Seit dem Amtsantritt der rechtskonservativen Regierung unter Viktor Orbán im Jahr 2010 lässt die deutsche Presse kein gutes Haar an den politischen Entwicklungen in Ungarn. Ob Rechtsstaatlichkeit und Unabhängigkeit von Justiz und Medien oder der Umgang mit Obdachlosen und Roma – die überwiegende Mehrzahl der veröffentlichten Artikel erhebt schwere Vorwürfe gegen den Ministerpräsidenten Orbán. Spätestens seit dem Beginn der Flüchtlingskrise 2015 ist Ungarn für Deutschland nicht mehr als der inhumane, unsolidarische Bösewicht, der sich weigert, ebenfalls Migranten aufzunehmen und so die Lasten der Massenmigration mitzutragen. Zuletzt wurde dieses Bild in dem am 4. September vom ZDF ausgestrahlten Dokudrama „Stunden der Entscheidung: Angela Merkel und die Flüchtlinge“ erneut untermauert. Nach Einschätzungen der „Zeit“ ist Ungarn ohnehin schon verloren, da sich das Land zusehends von demokratischen Grundsätzen entferne und auf dem besten Wege sei, sich in eine Diktatur zu verwandeln.
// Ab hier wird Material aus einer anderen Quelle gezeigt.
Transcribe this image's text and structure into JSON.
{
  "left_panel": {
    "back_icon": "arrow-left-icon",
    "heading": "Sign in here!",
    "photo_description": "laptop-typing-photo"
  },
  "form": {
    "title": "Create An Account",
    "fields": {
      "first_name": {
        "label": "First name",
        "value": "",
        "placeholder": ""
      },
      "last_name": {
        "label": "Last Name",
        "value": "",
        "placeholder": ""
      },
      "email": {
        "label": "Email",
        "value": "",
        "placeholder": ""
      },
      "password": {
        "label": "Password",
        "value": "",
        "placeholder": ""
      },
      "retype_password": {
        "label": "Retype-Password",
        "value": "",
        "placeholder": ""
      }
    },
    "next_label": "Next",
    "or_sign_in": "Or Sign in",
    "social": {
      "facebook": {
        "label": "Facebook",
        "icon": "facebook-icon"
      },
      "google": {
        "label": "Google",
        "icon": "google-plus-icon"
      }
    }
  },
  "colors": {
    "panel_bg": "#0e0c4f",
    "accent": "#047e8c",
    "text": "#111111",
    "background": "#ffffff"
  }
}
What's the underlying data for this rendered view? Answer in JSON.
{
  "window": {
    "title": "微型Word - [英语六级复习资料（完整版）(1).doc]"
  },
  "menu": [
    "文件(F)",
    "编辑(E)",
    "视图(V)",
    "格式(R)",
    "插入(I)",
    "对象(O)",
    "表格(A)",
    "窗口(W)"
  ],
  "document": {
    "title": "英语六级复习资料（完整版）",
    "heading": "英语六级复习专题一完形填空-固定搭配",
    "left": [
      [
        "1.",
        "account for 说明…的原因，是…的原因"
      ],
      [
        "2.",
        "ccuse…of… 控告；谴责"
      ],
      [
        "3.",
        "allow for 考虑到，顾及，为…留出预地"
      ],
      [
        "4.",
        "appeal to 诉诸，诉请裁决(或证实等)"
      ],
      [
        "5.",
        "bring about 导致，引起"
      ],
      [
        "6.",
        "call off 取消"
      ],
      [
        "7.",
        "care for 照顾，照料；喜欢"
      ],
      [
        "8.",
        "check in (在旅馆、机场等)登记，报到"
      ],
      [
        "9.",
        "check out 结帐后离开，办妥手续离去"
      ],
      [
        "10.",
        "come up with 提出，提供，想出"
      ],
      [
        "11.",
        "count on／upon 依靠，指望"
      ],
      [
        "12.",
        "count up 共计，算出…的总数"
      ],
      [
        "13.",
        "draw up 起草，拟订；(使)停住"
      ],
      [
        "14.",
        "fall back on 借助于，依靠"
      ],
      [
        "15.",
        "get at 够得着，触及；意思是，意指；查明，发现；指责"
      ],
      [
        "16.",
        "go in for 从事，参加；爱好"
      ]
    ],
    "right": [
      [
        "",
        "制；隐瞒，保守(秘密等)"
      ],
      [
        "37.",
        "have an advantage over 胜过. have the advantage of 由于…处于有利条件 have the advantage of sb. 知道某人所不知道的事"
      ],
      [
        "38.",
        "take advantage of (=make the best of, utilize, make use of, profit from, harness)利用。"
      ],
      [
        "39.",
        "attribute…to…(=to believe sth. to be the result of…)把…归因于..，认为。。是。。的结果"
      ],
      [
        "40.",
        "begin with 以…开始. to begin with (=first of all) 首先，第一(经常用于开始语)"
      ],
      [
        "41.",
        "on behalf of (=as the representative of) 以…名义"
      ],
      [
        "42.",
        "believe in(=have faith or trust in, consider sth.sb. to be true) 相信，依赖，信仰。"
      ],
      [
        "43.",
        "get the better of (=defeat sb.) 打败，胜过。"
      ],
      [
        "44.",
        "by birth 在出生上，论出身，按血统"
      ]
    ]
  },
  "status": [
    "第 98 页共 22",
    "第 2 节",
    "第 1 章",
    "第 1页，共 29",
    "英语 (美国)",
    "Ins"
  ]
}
Eine Untersuchung von deutschen Artikeln über Ungarn aus dem Jahr 2017 hat gezeigt, dass 70 Prozent der Berichte negative Darstellungen enthielten, während 29 Prozent neutral und lediglich 1 Prozent positiv über Ungarn berichteten. Doch inwieweit decken sich die geübte Kritik und die tatsächlichen Fakten? Während meines Auslandssemesters an der ELTE-Universität in Budapest hat sich mir die Möglichkeit geboten, Einblicke in die tatsächliche politische Lage und Stimmung zu bekommen und mit Ungarn selbst über ihre eigene, aus deutscher Sicht oft unverständlich erscheinende Sicht der Dinge zu sprechen. Dabei habe ich ein ganz anderes Bild von Ungarn bekommen als das, welches mir die deutsche Berichterstattung vorgezeichnet hat.

Um verstehen zu können, warum die Ungarn so sind, wie sie sind, muss man sich die über Jahrhunderte gewachsenen Besonderheiten der national-ungarischen Identität bewusst machen. Da ist zunächst einmal Ungarns singuläre Sprache, die weder slawischen noch romanischen oder germanischen Ursprungs ist und sich somit von den Landessprachen der Nachbarländer völlig unterscheidet. Tief in das kollektive Gedächtnis der Ungarn hat sich die über Jahrhunderte währende Fremdherrschaft eingebrannt. So wurde das Land nach der verlorenen Schlacht von Mohács 1526 gegen die Osmanen lange Zeit zum ständigen Schlachtfeld zwischen den Osmanen und den Habsburgern. Nach der Niederlage der k.u.k. Monarchie im Ersten Weltkrieg musste Ungarn den Verlust von etwa zwei Dritteln seines Territoriums hinnehmen. Seit dem Einmarsch der Roten Armee 1945 unterlag das Land bis zum Fall des Eisernen Vorhangs der sowjetischen Einflusssphäre, das Aufbegehren gegen die sowjetischen Unterdrücker wurde im ungarischen Volksaufstand von 1956 blutig niedergeschlagen.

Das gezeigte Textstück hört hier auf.